Remember: This was always about vacancies.
I don’t want to overstate the case (or come across as unduly optimistic on soft landing odds), but those who suggested labor market normalization couldn’t be “outsourced” to the JOLTS headline were just plain wrong.
I’ll recycle some language from last month’s JOLTS coverage. America’s millions of potentially superfluous job openings were to labor market normalization what the Fed’s bloated RRP facility was to Treasury’s cash rebuild: Just as the market needed RRP balances to absorb bill issuance in order to avoid reserve drain, the economy needed job openings to “absorb” labor market normalization to avoid layoffs. So far, that’s worked out pretty well.
Quits were still elevated in October at 3.628 million, with the rate unchanged at 2.3.

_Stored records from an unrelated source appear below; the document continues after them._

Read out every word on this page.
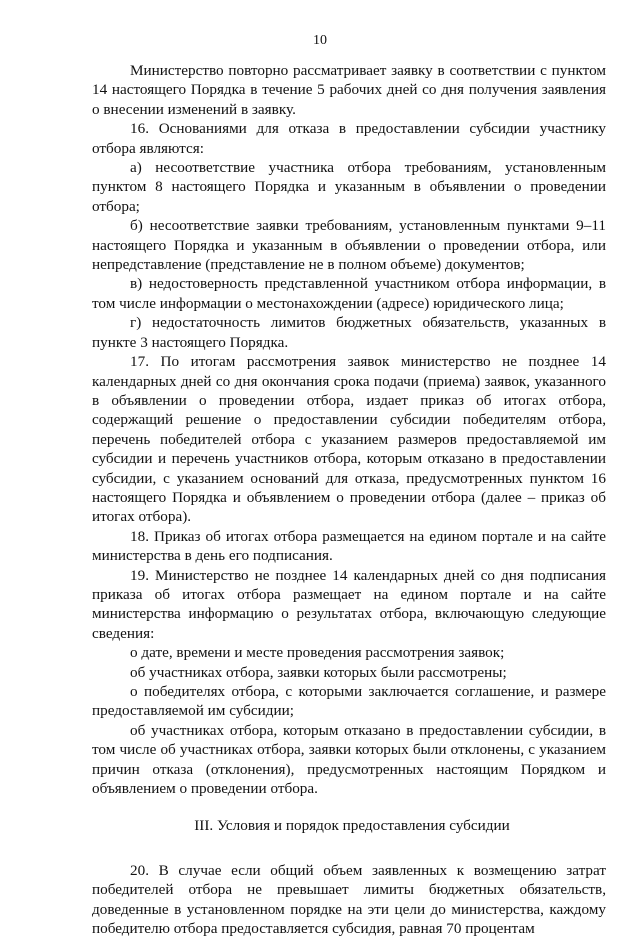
10

Министерство повторно рассматривает заявку в соответствии с пунктом 14 настоящего Порядка в течение 5 рабочих дней со дня получения заявления о внесении изменений в заявку.

16. Основаниями для отказа в предоставлении субсидии участнику отбора являются:

а) несоответствие участника отбора требованиям, установленным пунктом 8 настоящего Порядка и указанным в объявлении о проведении отбора;

б) несоответствие заявки требованиям, установленным пунктами 9–11 настоящего Порядка и указанным в объявлении о проведении отбора, или непредставление (представление не в полном объеме) документов;

в) недостоверность представленной участником отбора информации, в том числе информации о местонахождении (адресе) юридического лица;

г) недостаточность лимитов бюджетных обязательств, указанных в пункте 3 настоящего Порядка.

17. По итогам рассмотрения заявок министерство не позднее 14 календарных дней со дня окончания срока подачи (приема) заявок, указанного в объявлении о проведении отбора, издает приказ об итогах отбора, содержащий решение о предоставлении субсидии победителям отбора, перечень победителей отбора с указанием размеров предоставляемой им субсидии и перечень участников отбора, которым отказано в предоставлении субсидии, с указанием оснований для отказа, предусмотренных пунктом 16 настоящего Порядка и объявлением о проведении отбора (далее – приказ об итогах отбора).

18. Приказ об итогах отбора размещается на едином портале и на сайте министерства в день его подписания.

19. Министерство не позднее 14 календарных дней со дня подписания приказа об итогах отбора размещает на едином портале и на сайте министерства информацию о результатах отбора, включающую следующие сведения:

о дате, времени и месте проведения рассмотрения заявок;

об участниках отбора, заявки которых были рассмотрены;

о победителях отбора, с которыми заключается соглашение, и размере предоставляемой им субсидии;

об участниках отбора, которым отказано в предоставлении субсидии, в том числе об участниках отбора, заявки которых были отклонены, с указанием причин отказа (отклонения), предусмотренных настоящим Порядком и объявлением о проведении отбора.

III. Условия и порядок предоставления субсидии

20. В случае если общий объем заявленных к возмещению затрат победителей отбора не превышает лимиты бюджетных обязательств, доведенные в установленном порядке на эти цели до министерства, каждому победителю отбора предоставляется субсидия, равная 70 процентам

Quits really need to come down a bit further. Elevated quits are evidence of “churn” and churn suggests workers are still confident in their capacity to find a new (and likely better-paying) position if they quit their current job. That’s inflationary on the margins.
Tuesday’s data showed layoffs loitered near record lows in data going back more than two decades.
All anyone will care about is the headline openings print and the extent to which it signaled the “immaculate disinflation” narrative is alive and, I dare say, well. The openings to unemployed ratio, which the Fed watches closely, dropped to 1.34, the lowest since August of 2021.